3 of 174 comments (clear)

  1. Lego PC games by Calmiche · · Score: 4, Interesting

    You know, they have made a couple of these before and they don't turn out well. I remember a lego game based on Harry Potter a couple years ago.

    It just dosen't translate well. It's really difficult to work with 3-D shapes on a 2-D computer screen.

    Of course, I'm sure that some of the engineers and CAD users out there won't have much problem, but kids don't seem to grasp the idea to well. At least my nephews didn't.

    Didn't Lego make an announcement about a year ago saying that they weren't going to license movies anymore?

    1. Re:Lego PC games by arethuza · · Score: 5, Interesting
      Well, my five year old son now loves his Harry Potter Lego Creator (or whatever it is called). Someone bought it for him a while back and it was a bit too advanced, but not he is really into it.

      The impressive thing about the UI design is that I've never shown him how to do anything - hows that for usability?

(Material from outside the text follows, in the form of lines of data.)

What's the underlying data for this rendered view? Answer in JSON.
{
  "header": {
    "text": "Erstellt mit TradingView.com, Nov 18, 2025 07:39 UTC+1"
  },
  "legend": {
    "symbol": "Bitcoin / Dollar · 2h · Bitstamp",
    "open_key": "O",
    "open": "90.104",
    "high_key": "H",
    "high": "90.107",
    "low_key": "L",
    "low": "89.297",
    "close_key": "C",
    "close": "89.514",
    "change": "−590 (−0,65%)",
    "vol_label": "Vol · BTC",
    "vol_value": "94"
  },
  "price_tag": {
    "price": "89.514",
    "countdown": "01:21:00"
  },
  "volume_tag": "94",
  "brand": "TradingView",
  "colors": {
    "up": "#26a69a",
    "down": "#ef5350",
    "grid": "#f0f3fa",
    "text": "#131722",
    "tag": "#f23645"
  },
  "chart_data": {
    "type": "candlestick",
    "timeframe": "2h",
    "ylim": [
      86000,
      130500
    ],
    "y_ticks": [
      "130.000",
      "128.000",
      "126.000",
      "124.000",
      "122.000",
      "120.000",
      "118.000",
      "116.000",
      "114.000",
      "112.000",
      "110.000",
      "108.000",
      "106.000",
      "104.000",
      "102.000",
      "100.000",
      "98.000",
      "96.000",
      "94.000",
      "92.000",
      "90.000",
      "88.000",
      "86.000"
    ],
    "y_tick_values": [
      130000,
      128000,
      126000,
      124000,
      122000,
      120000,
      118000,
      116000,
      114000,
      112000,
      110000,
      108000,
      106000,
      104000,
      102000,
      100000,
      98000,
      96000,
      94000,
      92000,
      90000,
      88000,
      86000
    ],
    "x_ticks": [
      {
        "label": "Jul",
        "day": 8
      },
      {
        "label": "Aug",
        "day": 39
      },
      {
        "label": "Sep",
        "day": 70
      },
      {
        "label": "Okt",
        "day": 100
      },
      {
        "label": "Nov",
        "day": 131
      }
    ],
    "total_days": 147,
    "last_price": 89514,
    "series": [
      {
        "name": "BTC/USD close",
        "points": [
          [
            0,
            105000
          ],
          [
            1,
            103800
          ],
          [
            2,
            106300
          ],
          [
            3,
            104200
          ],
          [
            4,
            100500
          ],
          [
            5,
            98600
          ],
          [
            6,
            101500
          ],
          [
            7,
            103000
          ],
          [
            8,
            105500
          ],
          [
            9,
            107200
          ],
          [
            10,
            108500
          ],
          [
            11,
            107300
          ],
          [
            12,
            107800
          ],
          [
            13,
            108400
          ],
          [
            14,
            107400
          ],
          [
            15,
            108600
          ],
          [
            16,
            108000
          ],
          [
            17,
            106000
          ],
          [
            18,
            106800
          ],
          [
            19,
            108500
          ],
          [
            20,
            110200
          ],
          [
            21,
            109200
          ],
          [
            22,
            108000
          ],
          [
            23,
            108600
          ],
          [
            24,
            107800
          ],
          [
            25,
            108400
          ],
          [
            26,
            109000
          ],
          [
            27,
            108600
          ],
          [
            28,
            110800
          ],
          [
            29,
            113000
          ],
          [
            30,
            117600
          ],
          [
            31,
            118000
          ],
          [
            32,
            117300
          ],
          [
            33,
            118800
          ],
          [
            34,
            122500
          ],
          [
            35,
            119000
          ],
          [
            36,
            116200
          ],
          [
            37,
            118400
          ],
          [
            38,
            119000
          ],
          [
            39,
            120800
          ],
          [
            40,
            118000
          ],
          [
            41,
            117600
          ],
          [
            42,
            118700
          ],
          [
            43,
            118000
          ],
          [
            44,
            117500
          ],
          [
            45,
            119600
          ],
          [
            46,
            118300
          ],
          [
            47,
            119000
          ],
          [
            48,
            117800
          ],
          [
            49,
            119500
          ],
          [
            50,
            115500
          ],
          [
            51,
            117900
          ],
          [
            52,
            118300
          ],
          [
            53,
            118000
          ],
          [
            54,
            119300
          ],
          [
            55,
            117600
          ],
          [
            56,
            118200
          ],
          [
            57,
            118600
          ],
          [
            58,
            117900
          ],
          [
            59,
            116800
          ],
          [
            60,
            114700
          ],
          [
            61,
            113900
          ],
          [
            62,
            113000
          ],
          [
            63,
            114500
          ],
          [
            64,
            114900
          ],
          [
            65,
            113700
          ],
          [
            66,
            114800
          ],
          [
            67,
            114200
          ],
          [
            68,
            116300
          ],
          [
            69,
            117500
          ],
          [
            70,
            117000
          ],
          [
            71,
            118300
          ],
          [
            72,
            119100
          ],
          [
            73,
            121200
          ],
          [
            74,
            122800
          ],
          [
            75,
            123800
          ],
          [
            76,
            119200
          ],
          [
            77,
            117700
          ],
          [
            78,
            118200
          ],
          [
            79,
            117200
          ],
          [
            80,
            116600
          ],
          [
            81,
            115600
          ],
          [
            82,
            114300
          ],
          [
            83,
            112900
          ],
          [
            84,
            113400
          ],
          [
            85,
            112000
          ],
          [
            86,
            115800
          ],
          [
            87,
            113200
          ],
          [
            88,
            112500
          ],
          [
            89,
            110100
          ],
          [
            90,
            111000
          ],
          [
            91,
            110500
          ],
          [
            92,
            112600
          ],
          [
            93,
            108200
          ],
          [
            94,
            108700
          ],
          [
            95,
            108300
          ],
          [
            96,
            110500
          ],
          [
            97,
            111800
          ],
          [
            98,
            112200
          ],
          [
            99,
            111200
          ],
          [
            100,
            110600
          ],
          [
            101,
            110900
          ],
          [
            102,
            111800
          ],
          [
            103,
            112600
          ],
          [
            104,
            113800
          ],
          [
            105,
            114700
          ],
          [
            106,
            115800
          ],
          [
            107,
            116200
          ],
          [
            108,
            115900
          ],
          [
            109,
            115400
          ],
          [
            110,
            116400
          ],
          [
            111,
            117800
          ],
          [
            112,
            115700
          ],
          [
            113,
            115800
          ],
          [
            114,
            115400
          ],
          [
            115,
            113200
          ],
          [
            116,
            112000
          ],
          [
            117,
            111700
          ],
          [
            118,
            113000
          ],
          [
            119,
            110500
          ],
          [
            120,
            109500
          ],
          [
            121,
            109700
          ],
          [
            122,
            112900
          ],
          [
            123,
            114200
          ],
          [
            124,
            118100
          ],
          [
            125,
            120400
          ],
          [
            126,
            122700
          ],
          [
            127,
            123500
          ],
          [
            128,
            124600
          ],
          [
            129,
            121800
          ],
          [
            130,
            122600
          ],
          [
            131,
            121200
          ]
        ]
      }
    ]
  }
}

  2. Re:Two words: by mlush · · Score: 4, Interesting
    Prove it.

    RTFM

    quotes

    When Libera requested the LEGOs from the company's Warsaw representative, he planned to create sets for a prison and a hospital, but the project evolved into a concentration camp. According to a press release issued by the LEGO Group, "If the had described his ultimate project to us in advance, he naturally would not have received a single LEGO element from us!" The sets were on display in March at the Galleri Faurschou in Copenhagen.

    and

    The display is so unsettling in its playful simplicity that the Lego Group, which sponsors Lego art contests and donates thousands of plastic pieces to artists around the world, tried to persuade Libera to withdraw it from public view. Only when lawyers became involved did the company give up.

    "It is a theme that is so sensitive to so many people in so many countries," said Peter Ambeck-Madsen, Lego's director of public relations at the company headquarters in Billund, Denmark. "If we had known before what he was going to do, we never would have given him the bricks. But we talked about it and decided [that] to make a big thing about it now would only draw more attention."

    and

    He acknowledges that Lego officials were left in the dark about his intentions, but he said company representatives in Poland rebuffed his early efforts to let them review sketches of his ideas. In a bid to avoid any possible legal entanglements, Libera said, he has sold the seven-piece concentration camp set--plus two copies of the works--to the Galleri Faurschou and an agent in Chicago for about $7,500 each.